Thank you for catching this. We will correct it in the final version.
Concern 4: Code Availability
I understand that you might consider sharing the code after the paper is accepted. However, since ML sys papers are typically hard to evaluate without checking implementation details, would you be able to share the source code?
We agree on the importance of implementation details and have provided the AC with a private, anonymized link to our development codebase, per NeurIPS policy. We are enthusiastic about contributing our work to the community upon acceptance and believe a public release accompanying a peer-reviewed publication is the best way to ensure the work is presented completely and accurately. The publicized code will be thoroughly documented and well-structured, and we’re actively making efforts towards a public release version. We appreciate your understanding.
Thank you for your explanation. I'll keep my rating.
This paper proposes HyGen, an efficient serving system for large language models using online-offline request co-location. It uses a latency predictor and an SLO-aware profiler, coupled with SLO-aware offline scheduling policies designed to maximize throughput and ensure fairness.
Strengths:
- This paper introduces a new and important problem, i.e., efficient co-location of online and offline workloads.
Weaknesses:
- As suggested by cK9i, there are many questions regarding how this new framework applies to different models and compute resource constraints and how this new framework addresses some extreme edge cases.
These gaps persist despite the rebuttal and are essential to assessing HyGen’s broader applicability and reliability.
However, I believe this paper marks a significant step froward in this particular research direction.

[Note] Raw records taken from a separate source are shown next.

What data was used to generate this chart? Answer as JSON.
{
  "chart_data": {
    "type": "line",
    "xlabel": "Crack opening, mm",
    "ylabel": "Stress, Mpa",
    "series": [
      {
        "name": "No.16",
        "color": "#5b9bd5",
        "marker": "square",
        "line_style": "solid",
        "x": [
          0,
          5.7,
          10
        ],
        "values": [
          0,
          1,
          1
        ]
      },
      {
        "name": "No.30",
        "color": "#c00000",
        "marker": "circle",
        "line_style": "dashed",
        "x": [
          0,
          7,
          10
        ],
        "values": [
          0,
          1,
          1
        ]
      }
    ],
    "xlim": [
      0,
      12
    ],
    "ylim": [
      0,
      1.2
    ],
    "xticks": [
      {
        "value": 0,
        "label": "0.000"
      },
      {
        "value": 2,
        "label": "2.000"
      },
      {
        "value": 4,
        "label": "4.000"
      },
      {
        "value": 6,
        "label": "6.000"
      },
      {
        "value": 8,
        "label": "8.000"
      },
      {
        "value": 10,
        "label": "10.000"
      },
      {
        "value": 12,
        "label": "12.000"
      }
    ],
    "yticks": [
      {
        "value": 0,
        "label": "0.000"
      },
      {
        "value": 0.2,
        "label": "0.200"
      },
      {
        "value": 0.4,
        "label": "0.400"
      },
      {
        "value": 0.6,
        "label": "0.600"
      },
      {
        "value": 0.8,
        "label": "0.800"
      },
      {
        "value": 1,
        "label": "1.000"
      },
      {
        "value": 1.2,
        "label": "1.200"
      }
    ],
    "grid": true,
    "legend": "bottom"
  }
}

For the remaining concerns raised by cK9i, see the author's final remarks.
P1. Our data-driven latency predictor, T_batch = f(Sp, Sd, S_p^2, S_d^2, Np, Nd), adapts flexibly to new architectures. For hybrid models (e.g., Mamba-Transformer), it learns a reduced S_p^2 coefficient (Transformer cost) while capturing Mamba’s linear cost via Sp, consistent with Flash-Linear-Attention GitHub repo's report. For MoE models, due to a fixed activated expert size per token, MoE-FFN costs are captured by Sp and Sd. This again highlights the flexibility and effectiveness of our design.
P2. The “warm-up” concern reflects a misunderstanding. Latency predictor and budget are fixed via one-time, pre-deployment profiling; No runtime stabilization and no SLO risk at startup. The system is immediately ready.
P3. HyGen uses a multi-layer strategy for traffic bursts. First, its latency budget is robust to in-distribution bursts, as it is derived from realistic traces containing such bursts. On spikes, online queues fill, offline requests are preempted/blocked (Fig. 8). Our evaluations on realistic workloads (Fig. 4), with large fluctuations (e.g., request load varies up to 8x in minutes), show HyGen outperforms prior methods. Second, it remains resilient to out-of-distribution events, maintaining SLOs even with 20% MAPE (Fig. 14). Third, for lasting workload shifts, it adapts using feedback from online deployment, asynchronously to serving. Predictor retraining is highly efficient (80k samples in 15 ms).
P4. Baselines were transparently optimized. The Sarathi-offline ceiling baseline tunes chunk size via hyperparameter search (Line 252), achieving 12% throughput improvement over default.
P5. Our problem scope is orthogonal to the cited hybrid systems. Multi-LoRA methods (e.g., Punica) batch requests from different LoRAs, while multi-model methods (e.g., MuxServe) multiplex models across space. Instead, HyGen batches online and offline requests, addressing distinct optimization problems that are not interchangeable.
P6. The profiler’s practicality comes from its data-driven design: it measures performance on target hardware under the actual online request distribution, capturing hardware and memory constraints. Our evaluations show that HyGen efficiently adjusts latency budgets when model, hardware, workload, or SLO changes (Figures 4, 8, 14, and our A5000 experiment replied in Concern 1), as noted in P3.